De laatste jaren kennen de vele verschillende beleggingsfondsen weer ongekende rendementen, maar kunnen ook stevig terugvallen, zoals in de januari-maand. Rendement is daarom niet het enige waar je naar moet kijken. Ook het risico en de kosten zijn bijkomende zaken, die het plaatje compleet maken voor een keuze op langere termijn.
Algemeen
Allereerst moet je vast stellen welke categorie fonds je ligt, te weten een fonds in sparen, obligaties, vastgoed, aandelen, of misschien wel valuta, commodities of opties en futures? Ook combinaties (gemengde fondsen) zijn natuurlijk mogelijk. Daarnaast is een keuze voor een land of een werelddeel, zoals de emerging markets, veel gedaan. Ook een bedrijfstak of branche, zoals gezondheidszorg (healthcare), is een veelgebruikte. Of een bepaald thema, zoals groen beleggen. Kortom: vrijwel onbeperkte keuze.
Rendement
Aan de rendementszijde wordt veelal alleen datgene getoond waar men zich mee denkt te onderscheiden, zoals "rendement dit jaar al 22%" of "laatste 3 jaar gemiddeld 15% rendement". Om een goede vergelijking te maken moet je kijken naar meer dan n periode. En hoe langer de historie van een fonds, hoe betrouwbaarder de gegevens. Voorzover mogelijk moet je in de beoordeling meewegen het rendement vanaf eind vorig jaar (YTD = year-to-date), rendement t.o.v. 1 jaar geleden, 3 jaar geleden, 5 jaar geleden en liefst ook 10 jaar geleden. Daarnaast is het interessant om vast te stellen hoeveel negatieve jaren het fonds kende en bijvoorbeeld de reactie na de ontploffing van de internetbubbel. Er zijn wel degelijk fondsen die geen negatieve jaren of zelfs negatieve maanden kennen of kenden, en dan heb ik het niet alleen over sparen!
Risico
De risico's worden gemeten aan de hand van de Standaarddeviatie, de Beta en de Alpha. De Sharpe Ratio is een risico-indicator, die het verband legt met het rendement. Allereerst de Standaarddeviatie: dit is een indicator voor de volatiliteit. Het geeft aan hoeveel de koersuitslagen afwijken van het gemiddelde in een bepaalde periode.

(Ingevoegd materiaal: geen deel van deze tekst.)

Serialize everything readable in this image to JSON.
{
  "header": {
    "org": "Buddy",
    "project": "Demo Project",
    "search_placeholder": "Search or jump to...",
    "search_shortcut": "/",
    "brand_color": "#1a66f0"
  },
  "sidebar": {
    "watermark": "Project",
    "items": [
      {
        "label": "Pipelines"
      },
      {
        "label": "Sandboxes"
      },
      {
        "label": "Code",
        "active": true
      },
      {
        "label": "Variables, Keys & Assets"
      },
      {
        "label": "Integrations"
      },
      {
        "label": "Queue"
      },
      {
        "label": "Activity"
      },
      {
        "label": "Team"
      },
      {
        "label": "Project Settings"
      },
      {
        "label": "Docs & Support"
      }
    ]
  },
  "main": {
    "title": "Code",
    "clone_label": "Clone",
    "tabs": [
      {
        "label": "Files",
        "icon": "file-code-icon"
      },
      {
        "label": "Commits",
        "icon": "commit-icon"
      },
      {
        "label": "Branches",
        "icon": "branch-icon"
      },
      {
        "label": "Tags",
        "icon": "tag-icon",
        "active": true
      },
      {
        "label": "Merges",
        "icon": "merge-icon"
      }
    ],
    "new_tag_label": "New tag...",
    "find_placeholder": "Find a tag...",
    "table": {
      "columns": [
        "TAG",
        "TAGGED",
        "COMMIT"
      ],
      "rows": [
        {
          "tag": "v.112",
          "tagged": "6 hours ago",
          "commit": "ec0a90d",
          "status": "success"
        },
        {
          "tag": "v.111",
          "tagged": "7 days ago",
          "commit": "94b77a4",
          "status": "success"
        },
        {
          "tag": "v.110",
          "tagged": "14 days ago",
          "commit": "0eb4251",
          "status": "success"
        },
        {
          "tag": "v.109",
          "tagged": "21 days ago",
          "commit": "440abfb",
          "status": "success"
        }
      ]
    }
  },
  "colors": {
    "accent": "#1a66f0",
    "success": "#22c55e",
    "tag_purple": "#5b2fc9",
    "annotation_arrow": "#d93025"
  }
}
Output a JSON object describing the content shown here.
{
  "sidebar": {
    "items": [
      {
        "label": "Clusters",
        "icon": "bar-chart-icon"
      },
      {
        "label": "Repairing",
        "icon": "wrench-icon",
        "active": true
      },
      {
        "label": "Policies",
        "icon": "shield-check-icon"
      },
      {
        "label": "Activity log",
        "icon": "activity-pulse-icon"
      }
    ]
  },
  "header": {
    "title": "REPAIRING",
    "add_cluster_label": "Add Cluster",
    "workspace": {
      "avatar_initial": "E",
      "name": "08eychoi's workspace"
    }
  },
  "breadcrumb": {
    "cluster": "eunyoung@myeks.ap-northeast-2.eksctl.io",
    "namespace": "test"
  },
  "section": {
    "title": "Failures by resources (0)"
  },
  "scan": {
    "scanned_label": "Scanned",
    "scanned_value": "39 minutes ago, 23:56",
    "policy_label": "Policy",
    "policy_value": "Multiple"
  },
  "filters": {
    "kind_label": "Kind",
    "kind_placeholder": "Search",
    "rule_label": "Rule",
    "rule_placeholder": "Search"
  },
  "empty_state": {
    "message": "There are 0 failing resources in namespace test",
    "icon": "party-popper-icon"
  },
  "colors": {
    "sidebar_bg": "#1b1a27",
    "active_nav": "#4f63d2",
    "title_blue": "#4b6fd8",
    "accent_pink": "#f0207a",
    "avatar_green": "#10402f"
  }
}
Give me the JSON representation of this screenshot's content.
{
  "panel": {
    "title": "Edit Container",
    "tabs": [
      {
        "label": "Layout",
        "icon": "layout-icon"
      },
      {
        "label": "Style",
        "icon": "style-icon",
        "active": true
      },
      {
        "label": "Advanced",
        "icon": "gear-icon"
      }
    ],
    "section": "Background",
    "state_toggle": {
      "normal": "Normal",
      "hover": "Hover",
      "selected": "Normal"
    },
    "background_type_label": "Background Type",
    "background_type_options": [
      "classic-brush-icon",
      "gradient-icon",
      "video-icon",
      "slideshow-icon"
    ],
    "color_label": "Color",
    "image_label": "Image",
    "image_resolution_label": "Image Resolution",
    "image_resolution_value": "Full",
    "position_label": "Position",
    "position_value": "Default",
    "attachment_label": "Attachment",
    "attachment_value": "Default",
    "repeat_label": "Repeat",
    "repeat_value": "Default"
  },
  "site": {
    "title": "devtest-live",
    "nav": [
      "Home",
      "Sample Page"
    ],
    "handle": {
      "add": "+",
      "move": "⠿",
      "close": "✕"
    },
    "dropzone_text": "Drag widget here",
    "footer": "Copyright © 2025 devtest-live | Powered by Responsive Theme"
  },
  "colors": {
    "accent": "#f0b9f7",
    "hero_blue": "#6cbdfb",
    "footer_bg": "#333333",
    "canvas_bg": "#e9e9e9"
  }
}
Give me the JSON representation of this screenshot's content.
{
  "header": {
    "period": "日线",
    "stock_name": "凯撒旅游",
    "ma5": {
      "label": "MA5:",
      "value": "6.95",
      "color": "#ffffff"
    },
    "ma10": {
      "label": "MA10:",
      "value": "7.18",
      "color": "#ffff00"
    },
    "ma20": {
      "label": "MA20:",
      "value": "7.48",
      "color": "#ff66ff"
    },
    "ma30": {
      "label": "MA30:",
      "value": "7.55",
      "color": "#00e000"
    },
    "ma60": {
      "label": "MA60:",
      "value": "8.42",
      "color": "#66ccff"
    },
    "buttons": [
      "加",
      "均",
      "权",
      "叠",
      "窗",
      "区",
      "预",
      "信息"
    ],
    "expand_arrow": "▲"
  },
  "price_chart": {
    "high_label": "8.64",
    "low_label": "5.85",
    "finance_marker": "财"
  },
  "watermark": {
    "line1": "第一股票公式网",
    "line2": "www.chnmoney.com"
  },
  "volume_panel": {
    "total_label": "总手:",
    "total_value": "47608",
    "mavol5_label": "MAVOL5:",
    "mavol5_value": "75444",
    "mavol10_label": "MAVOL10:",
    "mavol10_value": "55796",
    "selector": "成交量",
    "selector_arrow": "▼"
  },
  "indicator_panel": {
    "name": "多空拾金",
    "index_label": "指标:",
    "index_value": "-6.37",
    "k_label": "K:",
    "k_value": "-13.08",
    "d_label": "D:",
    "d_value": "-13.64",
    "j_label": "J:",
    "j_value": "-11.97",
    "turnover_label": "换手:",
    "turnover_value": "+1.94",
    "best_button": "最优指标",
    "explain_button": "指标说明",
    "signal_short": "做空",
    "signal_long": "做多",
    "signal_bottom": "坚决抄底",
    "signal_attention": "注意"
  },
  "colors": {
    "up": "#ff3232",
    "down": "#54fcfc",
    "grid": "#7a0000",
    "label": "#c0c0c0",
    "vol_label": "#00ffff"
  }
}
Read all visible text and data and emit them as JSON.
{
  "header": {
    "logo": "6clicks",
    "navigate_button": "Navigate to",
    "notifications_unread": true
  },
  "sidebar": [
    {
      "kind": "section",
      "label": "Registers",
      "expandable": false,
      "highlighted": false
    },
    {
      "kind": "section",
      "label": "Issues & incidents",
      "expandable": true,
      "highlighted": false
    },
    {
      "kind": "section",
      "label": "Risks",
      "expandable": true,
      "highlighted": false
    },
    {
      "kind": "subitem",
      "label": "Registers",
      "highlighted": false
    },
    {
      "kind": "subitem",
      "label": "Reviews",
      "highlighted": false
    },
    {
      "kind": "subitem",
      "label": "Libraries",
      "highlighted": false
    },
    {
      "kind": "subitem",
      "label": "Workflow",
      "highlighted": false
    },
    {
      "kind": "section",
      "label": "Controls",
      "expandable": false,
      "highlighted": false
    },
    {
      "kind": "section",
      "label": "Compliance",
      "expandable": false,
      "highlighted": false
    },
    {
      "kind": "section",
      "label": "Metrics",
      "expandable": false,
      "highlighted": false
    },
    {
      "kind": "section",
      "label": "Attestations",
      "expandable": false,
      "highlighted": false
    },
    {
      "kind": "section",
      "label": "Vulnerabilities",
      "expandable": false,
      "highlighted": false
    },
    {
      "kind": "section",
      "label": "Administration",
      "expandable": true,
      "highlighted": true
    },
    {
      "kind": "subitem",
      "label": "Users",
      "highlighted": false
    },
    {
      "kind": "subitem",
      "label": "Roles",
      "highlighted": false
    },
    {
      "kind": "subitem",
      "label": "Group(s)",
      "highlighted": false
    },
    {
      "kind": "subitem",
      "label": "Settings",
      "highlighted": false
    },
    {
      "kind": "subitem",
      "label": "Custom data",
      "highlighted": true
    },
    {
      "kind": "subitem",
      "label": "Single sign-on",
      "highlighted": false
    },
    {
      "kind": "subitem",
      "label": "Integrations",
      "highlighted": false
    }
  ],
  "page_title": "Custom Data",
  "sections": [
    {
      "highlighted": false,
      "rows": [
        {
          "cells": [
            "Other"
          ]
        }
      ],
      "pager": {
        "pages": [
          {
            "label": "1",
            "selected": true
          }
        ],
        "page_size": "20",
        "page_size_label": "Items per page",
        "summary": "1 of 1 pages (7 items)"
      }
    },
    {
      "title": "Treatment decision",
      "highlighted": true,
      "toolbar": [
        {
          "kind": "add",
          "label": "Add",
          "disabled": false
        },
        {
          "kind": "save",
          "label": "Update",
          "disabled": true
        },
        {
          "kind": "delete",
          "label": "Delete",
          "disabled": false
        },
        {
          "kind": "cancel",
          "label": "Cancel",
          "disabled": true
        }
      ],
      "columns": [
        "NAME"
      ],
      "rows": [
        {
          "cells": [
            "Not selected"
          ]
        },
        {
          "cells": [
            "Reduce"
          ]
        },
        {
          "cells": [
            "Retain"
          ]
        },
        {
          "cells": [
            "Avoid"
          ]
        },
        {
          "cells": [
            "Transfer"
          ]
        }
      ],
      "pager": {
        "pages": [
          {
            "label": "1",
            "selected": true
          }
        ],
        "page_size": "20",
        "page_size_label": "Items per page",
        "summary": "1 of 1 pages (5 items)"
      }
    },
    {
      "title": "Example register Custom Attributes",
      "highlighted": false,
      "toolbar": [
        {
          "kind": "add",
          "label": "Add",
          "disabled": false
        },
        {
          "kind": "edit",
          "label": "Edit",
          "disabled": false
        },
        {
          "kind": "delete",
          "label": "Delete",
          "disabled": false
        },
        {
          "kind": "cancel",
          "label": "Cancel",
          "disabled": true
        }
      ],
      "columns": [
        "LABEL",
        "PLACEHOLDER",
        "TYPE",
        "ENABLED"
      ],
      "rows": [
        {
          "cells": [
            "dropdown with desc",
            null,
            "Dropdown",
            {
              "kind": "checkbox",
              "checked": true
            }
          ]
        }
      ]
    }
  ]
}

De Beta (1) geeft aan hoe gevoelig een fonds is voor marktbewegingen. Een fonds met een Beta van boven de 1 doet het beter dan de index als deze laatste stijgt, maar zal het waarschijnlijk slechter doen in een dalende markt. Evenzo laat een fonds met een beta lager dan 1 in een opgaande markt een lager rendement dan de benchmark zien en in een neergaande markt een hoger rendement.
De Alpha (1) geeft aan hoeveel beter een fonds heeft gepresteerd dan zijn benchmark als er rekening wordt gehouden met de mate van blootstelling aan de markt (zoals gemeten wordt door Beta). Als een belegger bijvoorbeeld hoge verwachtingen heeft van een fonds met een hoge Beta, zal de Alpha positief zijn als de verwachtingen worden overtroffen, maar negatief als het fonds de verwachtingen niet waar kon maken.
De Sharpe Ratio (1) geeft de prestaties van een beleggingsfonds weer, waarbij gecorrigeerd wordt voor risico. De maatstaf wordt berekend door gebruik te maken van de standaarddeviatie en de opbrengst van een fonds boven de risicovrije voet en geeft weer hoeveel rendement er per eenheid risico is behaald. Hoe hoger de Sharpe Ratio, hoe beter de risicogecorrigeerde prestaties van een beleggingsfonds.
Kosten
Er zijn vele soorten kosten die wel of niet worden doorbelast, zoals de eenmalige aan- en verkoopkosten, de transactiekosten, managementfee, beheerfee, bewaarloon en de performancekosten. Voor mij is daarom relevant uiteindelijk te kijken naar het netto-rendement t.o.v. het bruto-rendement en of de bijbehorende kosten op een rele wijze worden vastgesteld en doorbelast (marktconform).
Uiteindelijk gaat het natuurlijk om een zo hoog mogelijk netto-rendement, met een gepast risico. Het wordt je dus niet gemakkelijk gemaakt goed te zoeken naar een fonds dat bij je past. Er zijn sites die met ratings werken, maar vaak zijn niet alle fondsen daar aangemeld.
Succes met de keuze!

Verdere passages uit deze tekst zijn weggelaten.